The Hungarian minority is the largest ethnic minority in Romania. Most ethnic Hungarians of Romania live in areas that were, before the 1920 Treaty of Trianon, parts of Hungary. Encompassed in a region known as Transylvania, the most prominent of these areas is known generally as Székely Land (ținutul Secuiesc, Szekelyföld), where Hungarians comprise the majority of the population, comprising Harghita and Covasna counties and parts of Mureș county.

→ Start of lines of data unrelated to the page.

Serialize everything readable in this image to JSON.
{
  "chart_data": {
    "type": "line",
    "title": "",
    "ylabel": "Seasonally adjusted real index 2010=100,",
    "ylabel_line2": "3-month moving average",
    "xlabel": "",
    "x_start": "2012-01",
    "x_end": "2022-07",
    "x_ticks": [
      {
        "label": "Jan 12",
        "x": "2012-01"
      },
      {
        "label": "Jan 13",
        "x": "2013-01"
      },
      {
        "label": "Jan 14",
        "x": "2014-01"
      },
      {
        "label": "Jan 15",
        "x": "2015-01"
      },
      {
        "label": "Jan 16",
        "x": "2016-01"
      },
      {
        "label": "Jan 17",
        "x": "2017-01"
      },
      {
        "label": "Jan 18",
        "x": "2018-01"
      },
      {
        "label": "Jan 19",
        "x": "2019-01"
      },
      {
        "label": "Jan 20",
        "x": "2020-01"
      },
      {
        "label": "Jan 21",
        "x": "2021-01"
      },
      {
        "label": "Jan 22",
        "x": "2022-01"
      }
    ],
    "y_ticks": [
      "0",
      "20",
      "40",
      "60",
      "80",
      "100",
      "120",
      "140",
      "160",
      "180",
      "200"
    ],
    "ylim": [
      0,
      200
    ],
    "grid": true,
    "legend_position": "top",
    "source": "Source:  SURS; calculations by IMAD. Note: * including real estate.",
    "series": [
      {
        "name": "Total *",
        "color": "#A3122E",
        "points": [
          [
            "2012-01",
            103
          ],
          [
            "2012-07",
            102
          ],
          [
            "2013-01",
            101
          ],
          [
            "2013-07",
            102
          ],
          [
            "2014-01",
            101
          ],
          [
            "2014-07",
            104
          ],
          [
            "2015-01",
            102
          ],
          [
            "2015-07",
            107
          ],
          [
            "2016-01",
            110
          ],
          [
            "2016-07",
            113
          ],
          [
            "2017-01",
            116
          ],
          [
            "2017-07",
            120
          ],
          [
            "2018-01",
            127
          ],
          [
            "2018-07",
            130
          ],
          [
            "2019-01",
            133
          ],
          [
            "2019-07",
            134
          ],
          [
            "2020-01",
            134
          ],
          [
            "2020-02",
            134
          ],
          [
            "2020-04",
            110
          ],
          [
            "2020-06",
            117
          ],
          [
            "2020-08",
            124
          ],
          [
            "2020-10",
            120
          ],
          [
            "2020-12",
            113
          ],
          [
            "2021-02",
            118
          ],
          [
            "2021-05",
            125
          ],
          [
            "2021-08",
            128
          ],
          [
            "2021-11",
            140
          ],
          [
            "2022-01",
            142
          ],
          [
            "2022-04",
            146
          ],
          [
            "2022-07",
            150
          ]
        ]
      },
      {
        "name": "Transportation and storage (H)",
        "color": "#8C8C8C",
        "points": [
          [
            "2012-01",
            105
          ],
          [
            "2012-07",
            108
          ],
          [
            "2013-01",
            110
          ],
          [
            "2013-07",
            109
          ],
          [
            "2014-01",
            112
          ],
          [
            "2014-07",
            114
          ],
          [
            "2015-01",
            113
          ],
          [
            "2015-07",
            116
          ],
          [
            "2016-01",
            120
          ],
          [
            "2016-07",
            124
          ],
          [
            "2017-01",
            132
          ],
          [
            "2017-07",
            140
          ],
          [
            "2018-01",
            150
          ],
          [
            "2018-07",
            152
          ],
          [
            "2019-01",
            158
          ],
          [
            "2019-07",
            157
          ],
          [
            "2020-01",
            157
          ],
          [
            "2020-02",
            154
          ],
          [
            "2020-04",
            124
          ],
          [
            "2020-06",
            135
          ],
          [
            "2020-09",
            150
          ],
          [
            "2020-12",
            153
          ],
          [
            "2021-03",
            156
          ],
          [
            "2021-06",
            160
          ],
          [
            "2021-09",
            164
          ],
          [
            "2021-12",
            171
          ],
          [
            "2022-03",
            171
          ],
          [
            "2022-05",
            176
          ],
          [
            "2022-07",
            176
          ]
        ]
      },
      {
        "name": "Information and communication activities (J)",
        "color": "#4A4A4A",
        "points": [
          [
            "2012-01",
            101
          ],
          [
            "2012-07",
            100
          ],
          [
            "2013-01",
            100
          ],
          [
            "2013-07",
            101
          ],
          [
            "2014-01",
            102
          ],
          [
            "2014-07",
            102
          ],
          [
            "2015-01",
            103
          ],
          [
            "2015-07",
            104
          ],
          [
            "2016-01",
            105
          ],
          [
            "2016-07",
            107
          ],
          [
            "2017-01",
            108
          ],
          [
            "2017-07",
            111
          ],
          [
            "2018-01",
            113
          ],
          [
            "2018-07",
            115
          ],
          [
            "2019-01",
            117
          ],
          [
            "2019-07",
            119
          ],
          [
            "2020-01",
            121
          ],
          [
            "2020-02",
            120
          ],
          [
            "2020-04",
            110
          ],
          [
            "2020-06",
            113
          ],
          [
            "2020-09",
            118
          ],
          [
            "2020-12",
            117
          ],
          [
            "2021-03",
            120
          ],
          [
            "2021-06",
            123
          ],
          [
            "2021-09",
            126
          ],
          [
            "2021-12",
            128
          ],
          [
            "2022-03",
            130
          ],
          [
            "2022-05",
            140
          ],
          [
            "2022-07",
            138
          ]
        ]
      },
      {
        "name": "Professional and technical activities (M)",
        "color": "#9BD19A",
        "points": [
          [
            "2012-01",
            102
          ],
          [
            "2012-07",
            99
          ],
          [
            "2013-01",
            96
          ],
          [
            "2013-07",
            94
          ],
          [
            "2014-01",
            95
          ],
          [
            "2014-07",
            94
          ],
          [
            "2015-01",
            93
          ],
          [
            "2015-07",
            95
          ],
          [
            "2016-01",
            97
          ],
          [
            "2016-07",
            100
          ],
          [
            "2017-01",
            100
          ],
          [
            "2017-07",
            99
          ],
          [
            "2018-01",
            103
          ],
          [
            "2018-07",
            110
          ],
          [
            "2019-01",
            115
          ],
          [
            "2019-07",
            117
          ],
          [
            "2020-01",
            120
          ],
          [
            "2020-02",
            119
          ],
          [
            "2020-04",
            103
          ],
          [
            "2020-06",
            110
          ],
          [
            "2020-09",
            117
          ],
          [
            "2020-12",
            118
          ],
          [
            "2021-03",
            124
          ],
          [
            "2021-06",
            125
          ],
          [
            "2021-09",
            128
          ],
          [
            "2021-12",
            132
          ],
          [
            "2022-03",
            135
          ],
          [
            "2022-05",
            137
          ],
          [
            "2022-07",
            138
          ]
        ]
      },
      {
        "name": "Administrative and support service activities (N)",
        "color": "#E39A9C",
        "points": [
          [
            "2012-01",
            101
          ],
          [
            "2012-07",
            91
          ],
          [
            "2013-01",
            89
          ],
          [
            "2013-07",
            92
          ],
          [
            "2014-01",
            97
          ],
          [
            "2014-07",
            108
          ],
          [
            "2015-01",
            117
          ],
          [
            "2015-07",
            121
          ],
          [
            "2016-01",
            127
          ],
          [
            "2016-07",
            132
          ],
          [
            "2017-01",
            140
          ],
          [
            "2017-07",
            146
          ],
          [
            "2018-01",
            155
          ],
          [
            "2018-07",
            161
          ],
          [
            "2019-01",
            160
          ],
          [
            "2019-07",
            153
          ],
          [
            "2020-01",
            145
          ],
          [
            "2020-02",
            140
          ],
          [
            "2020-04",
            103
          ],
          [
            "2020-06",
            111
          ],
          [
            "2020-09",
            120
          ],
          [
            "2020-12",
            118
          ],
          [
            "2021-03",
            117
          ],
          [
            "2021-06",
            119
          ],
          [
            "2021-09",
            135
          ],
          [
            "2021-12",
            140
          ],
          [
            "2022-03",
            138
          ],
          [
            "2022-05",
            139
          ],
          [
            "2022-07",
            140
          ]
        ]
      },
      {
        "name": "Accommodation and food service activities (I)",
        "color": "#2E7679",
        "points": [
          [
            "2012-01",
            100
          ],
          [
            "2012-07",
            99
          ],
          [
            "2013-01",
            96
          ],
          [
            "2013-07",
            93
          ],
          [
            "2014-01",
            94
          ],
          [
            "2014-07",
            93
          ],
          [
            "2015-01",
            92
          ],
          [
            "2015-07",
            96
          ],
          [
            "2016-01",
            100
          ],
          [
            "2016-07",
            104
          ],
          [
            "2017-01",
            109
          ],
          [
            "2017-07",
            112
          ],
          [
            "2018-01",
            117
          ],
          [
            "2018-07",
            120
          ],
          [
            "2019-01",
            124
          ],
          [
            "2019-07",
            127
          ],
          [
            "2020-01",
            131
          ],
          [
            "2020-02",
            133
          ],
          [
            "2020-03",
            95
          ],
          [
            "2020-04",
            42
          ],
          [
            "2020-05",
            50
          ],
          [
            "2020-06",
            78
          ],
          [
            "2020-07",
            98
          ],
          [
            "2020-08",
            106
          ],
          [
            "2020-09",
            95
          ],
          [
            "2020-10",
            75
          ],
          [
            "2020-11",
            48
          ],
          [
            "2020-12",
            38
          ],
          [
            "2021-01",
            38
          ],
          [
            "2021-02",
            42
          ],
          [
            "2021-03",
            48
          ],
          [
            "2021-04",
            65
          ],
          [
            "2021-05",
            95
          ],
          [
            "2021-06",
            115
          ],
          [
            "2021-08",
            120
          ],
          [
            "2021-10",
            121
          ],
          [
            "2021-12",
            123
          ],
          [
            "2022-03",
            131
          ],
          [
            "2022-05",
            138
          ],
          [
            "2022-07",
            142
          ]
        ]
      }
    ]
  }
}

Many Hungarians living in Transylvania were disconcerted when the referendum held in Hungary in 2004 on the issue of giving dual-citizenship to ethnic Hungarians living abroad failed to receive enough electoral attendance and the vote was uncertain. Some of them complained that when they are in Hungary, they are perceived as half-Romanians, and are considered as having differences in language and behavior. However, a large proportion of Transylvanian Hungarians currently work or study in Hungary, usually on a temporary basis. After 1996, Hungarian-Romanian economic relations boomed, and Hungary is an important investor in Transylvania, with many cross-border firms employing both Romanians and Hungarians. In 2010 some amendments were passed in Hungarian law facilitating an accelerated naturalization process for ethnic Hungarians living abroad; among other changes, the residency-in-Hungary requirement was waived.
Popular Dances: De-a Lungul, Rarul, Jocul Fecioresc, Învîrtita
Language: In localities where they make up more than twenty percent of the population, Hungarians have the right to use their native language with local authorities.
Religions: Predominantly Reformed and Roman Catholic.